今日はローマの司教コルネリウス(?-253. 6)と、カルタゴの司教キプリアヌス(?-258. 9.1)の記念日です。
東方正帝のガレリウスは311年に寛容令を出し、西方正帝のコンスタンチヌスは313年にキリスト教を公認するミラノ勅令を公布しました。それまで、キリストの最初の弟子たちから始まってそれまでは程度の差こそあれ、キリスト教徒に対する激しい迫害が続きました。キリスト教を信じることは命がけの行為であり、教皇や司教たちも迫害で殉教をしました。
ローマ皇帝デキウスの時代(在位 249~251)の迫害は苛酷でした。この迫害は251年デキウスの死によって中断しました。そのとき迫害の時に棄教した司教、司祭、信者が、教会に復帰したいと望む場合、その人を教会に受け入れるべきか否かを巡って激しい対立がありました。結果的にはこの問題は、251年のローマ教会会議で審議されることになりました。
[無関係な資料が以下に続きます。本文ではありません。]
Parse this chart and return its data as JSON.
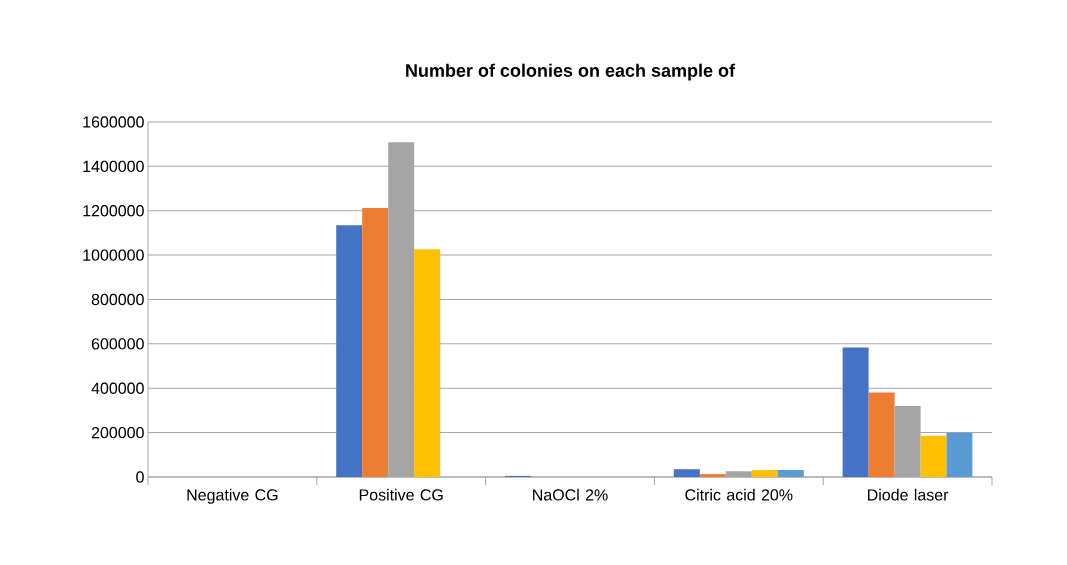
{
  "chart_data": {
    "type": "bar",
    "title": "Number of colonies on each sample of",
    "categories": [
      "Negative CG",
      "Positive CG",
      "NaOCl 2%",
      "Citric acid 20%",
      "Diode laser"
    ],
    "series": [
      {
        "color": "#4472c4",
        "values": [
          0,
          1135000,
          5000,
          35000,
          584000
        ]
      },
      {
        "color": "#ed7d31",
        "values": [
          0,
          1212000,
          0,
          13000,
          381000
        ]
      },
      {
        "color": "#a5a5a5",
        "values": [
          0,
          1509000,
          0,
          26000,
          320000
        ]
      },
      {
        "color": "#ffc000",
        "values": [
          0,
          1027000,
          0,
          31000,
          186000
        ]
      },
      {
        "color": "#5b9bd5",
        "values": [
          0,
          0,
          0,
          31000,
          200000
        ]
      }
    ],
    "ylim": [
      0,
      1600000
    ],
    "yticks": [
      0,
      200000,
      400000,
      600000,
      800000,
      1000000,
      1200000,
      1400000,
      1600000
    ],
    "grid": "y"
  }
}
この会議では実際に偶像に香を焚いた者は、臨終の時まで教会に受け入れられないが、香を焚いたという証明書を入手しただけの者は公的悔悛儀礼を行うことによって教会に受け入れられるという決定をしました。この会議に出席していたローマ司教のコルネリウスは、その決定が寛容すぎるとするノヴァチアヌスの反対を受け、その結果、ローマの教会は分裂しました。この年彼は迫害によって追放され、追放先で病死します。
一方ローマ教会会議に出席していたカルタゴの司教キプリアヌスはコルネリウスを支持しましたが、カルタゴでは、棄教者に対するキプリアヌスの態度を厳しすぎると考えた幾人かの人々が彼に反抗して教会分裂を引き起こしました。
後に北アフリカでは棄教した人の行った洗礼、叙階は無効であると主張するドナトゥスとその一派が現れ、アウグスティヌスはドナトゥスとの論争の中で、カトリック教会の恩恵論の基礎を築くことになります。
教会の歴史は厳格主義と寛容主義の間を揺れる振り子のようだといった人がいます。洗礼者ヨハネの厳しさも、イエスの憐れみ深さも神への信仰の表れです。外見的な厳格か寛容が問題なのではなく、回心しない口実を探す頑なな心の持ち主への警告が今日のイエスの言葉であると受けとめることができます。
何よりも大切なことは「わたしがあなた方を愛したように、あなたがたは互いに愛し合いなさい」というイエスの掟に尽きるとわたしには思えます。
人は誰でも自分たちのしていることを正当化するため、自分の理解を超えた行動をする人に出会うと、よく考えもせず、断罪しがちです。それは、ファリサイ人や律法学者だけのことでなく、私たち自身のことでもあります。